Türk saldırısı resmi olarak, işgal edilen alanın kontrolünü elinde tutan IŞİD’i hedef alıyor. Ancak Ankara’nın çok daha önemli ve büyük hedefleri var. Türkiye, her şeyden önce ABD ile müttefik olan ve onların özel kuvvetleri tarafından eğitilen Suriyeli Kürt savaşçıların ilerleyişini durdurmak istiyor.
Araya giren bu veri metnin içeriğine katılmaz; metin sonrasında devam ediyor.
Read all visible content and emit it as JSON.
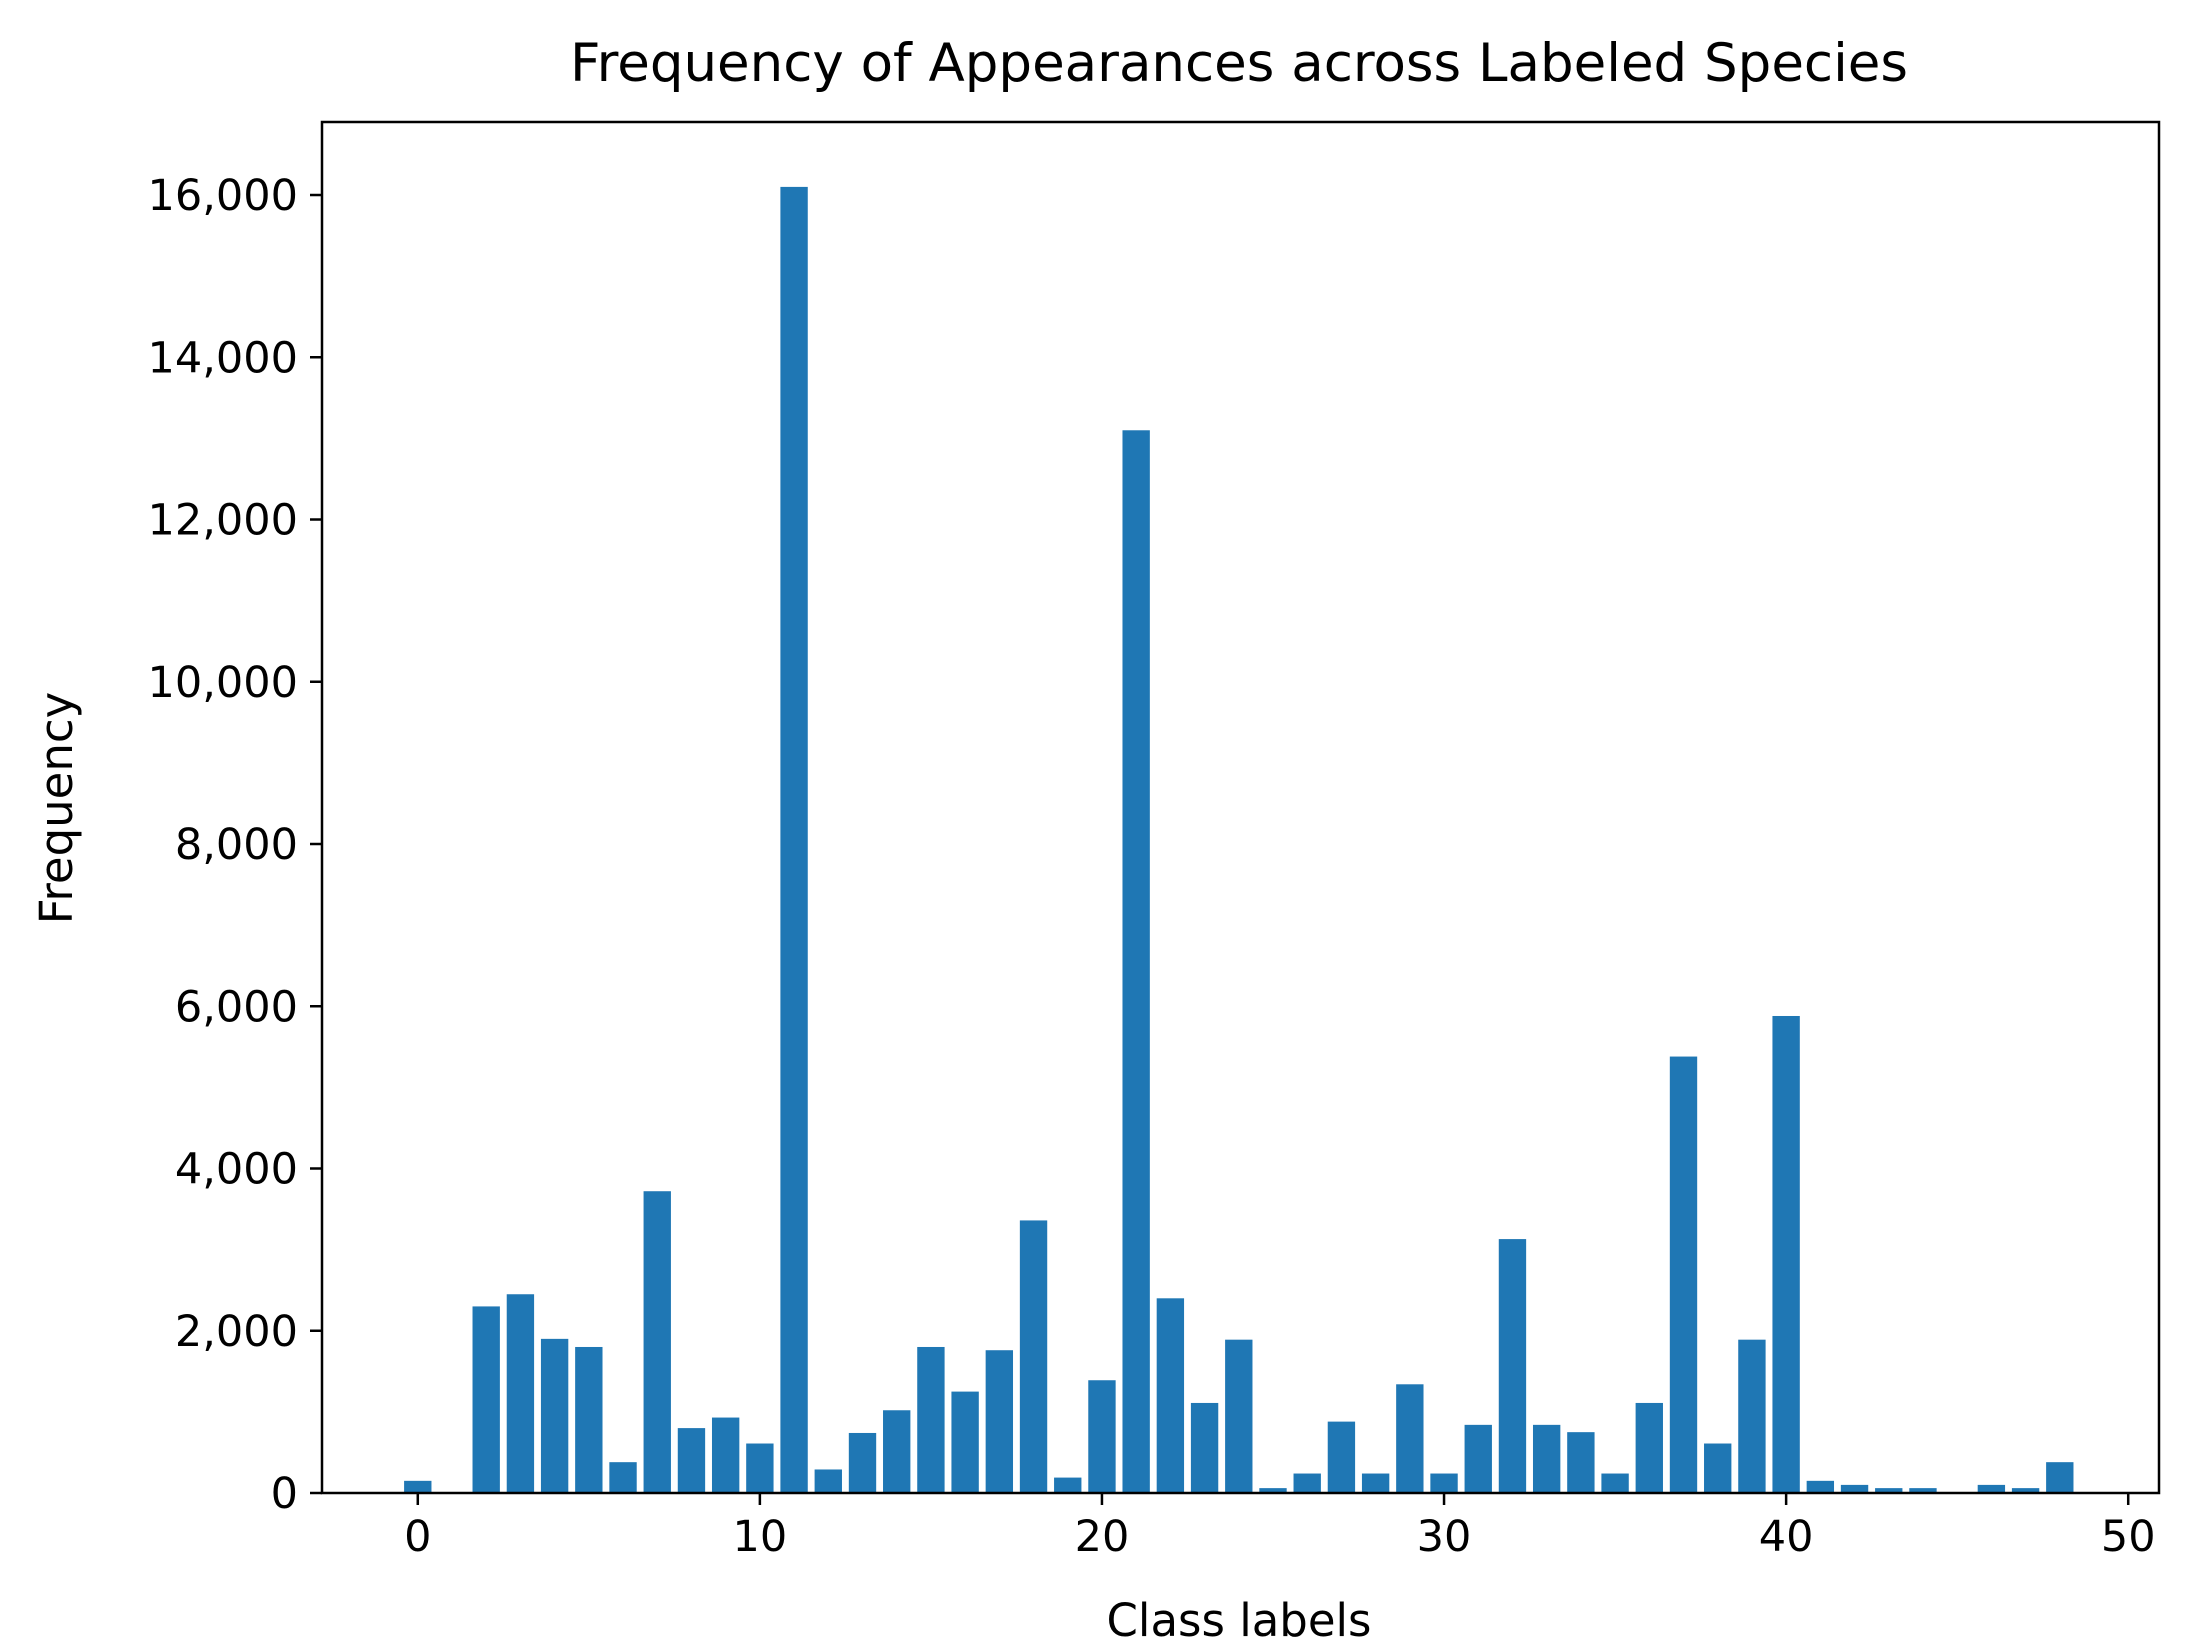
{
  "chart_data": {
    "type": "bar",
    "title": "Frequency of Appearances across Labeled Species",
    "xlabel": "Class labels",
    "ylabel": "Frequency",
    "xlim": [
      -2.8,
      50.9
    ],
    "ylim": [
      0,
      16900
    ],
    "xticks": [
      0,
      10,
      20,
      30,
      40,
      50
    ],
    "yticks": [
      0,
      2000,
      4000,
      6000,
      8000,
      10000,
      12000,
      14000,
      16000
    ],
    "ytick_labels": [
      "0",
      "2,000",
      "4,000",
      "6,000",
      "8,000",
      "10,000",
      "12,000",
      "14,000",
      "16,000"
    ],
    "xtick_labels": [
      "0",
      "10",
      "20",
      "30",
      "40",
      "50"
    ],
    "grid": false,
    "bar_color": "#1f77b4",
    "x": [
      0,
      1,
      2,
      3,
      4,
      5,
      6,
      7,
      8,
      9,
      10,
      11,
      12,
      13,
      14,
      15,
      16,
      17,
      18,
      19,
      20,
      21,
      22,
      23,
      24,
      25,
      26,
      27,
      28,
      29,
      30,
      31,
      32,
      33,
      34,
      35,
      36,
      37,
      38,
      39,
      40,
      41,
      42,
      43,
      44,
      45,
      46,
      47,
      48
    ],
    "values": [
      150,
      0,
      2300,
      2450,
      1900,
      1800,
      380,
      3720,
      800,
      930,
      610,
      16100,
      290,
      740,
      1020,
      1800,
      1250,
      1760,
      3360,
      190,
      1390,
      13100,
      2400,
      1110,
      1890,
      60,
      240,
      880,
      240,
      1340,
      240,
      840,
      3130,
      840,
      750,
      240,
      1110,
      5380,
      610,
      1890,
      5880,
      150,
      100,
      60,
      60,
      0,
      100,
      60,
      380
    ]
  }
}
Yalnızca bir hafta kadar önce, ABD Kürt savaşçıların, Cerablus’tan uzak olmayan Menbiç’i ele geçirmesine destek oldu.
Türkiye’de bazı yetkililer, operasyonun Kürtler’i Fırat’ın doğusuna ilerlemeleri konusunda uyarmak ve bağımsız ya da Suriye’de özerk bir Kürt devleti kurulmasını önlemek için yapıldığını söylüyor ve bunun Türkiye Kürtlerine ilham vermesinden korkuyorlar.
Şimdi ABD bir hokkabaz olarak davranmak zorunda ve IŞİD’e karşı savaşan iki müttefiki- Kürtler ve Türkler- arasında manevralar yapmalı.
Washington’un Kürtler’e bir kere daha ihanet ederek Türkleri tercih edeceğini var saymak zor değil.
Türkiye’nin hamlesi, politikasında keskin bir U dönüşü olduğunu gösteriyor. Mart 2010’da sivil savaşın başlamasından beri Türkiye, Beşar Esad’ı devirmeyi istiyordu ve IŞİD’i örtük olarak destekliyordu. Türkiye IŞİD’den petrol satın aldı ve dünyanın her köşesinden gönüllülerinin ülkesinden geçerek IŞİD’e katılmasına izin verdi, hatta onları silahlandırdı.
Senelerce, ABD’nin teröristlere verilen desteğin kesilmesi yönündeki baskılarına boyun eğmeyi reddetti ve barbar IŞİD’liler vahşileşirken ve Suriyelileri özellikle de Kürtleri öldürürken tepkisiz kaldı.
Ankara, kendisini birdenbire, komşularıyla ve müttefikleriyle çatışmanın içinde buldu: ABD, AB, Suriye, İran, Irak, son aylarda Rusya ve elbette herkesten fazla nefret ettikleri Kürtlerle.
Dahası, Türk politikası geri tepti. Türkiye kendisini, hem PKK tarafından hem de IŞİD tarafından hedef gösterilir halde buldu, Türkiye şehirleri, savaş alanına döndü.
Türkiye’deki başarısız darbe girişimi ile Erdoğan değişmeye karar verdi.
Rusya ile (ve bu sebeple İsrail ile de) barıştı, IŞİD’e savaş ilan etti, AB ile belirli bir seviyede ilişki geliştirdi, İran ile farklılıklarını onarmaya çabaladı ve şimdi de Suriye işgalinden sonra büyük olasılıkla Suriye’deki rejimi değiştirmekten vazgeçecek.
Sürpriz Türk operasyonu, Suriye ve Irak’taki savaşta giderek daha fazla toprak kaybeden IŞİD’in de kaderini belirleyecek. Birkaç ay içerisinde, Irak ordusu, ülkenin en büyük ikinci şehri olan Musul’u geri almayı umuyor.
Ancak yine de IŞİD çökmenin eşiğindeyken, Türk işgali Suriye’deki savaşın küresel, bölgesel ve yerel çatışma ve düşmanlıklarıyla uzamasına neden olabilir.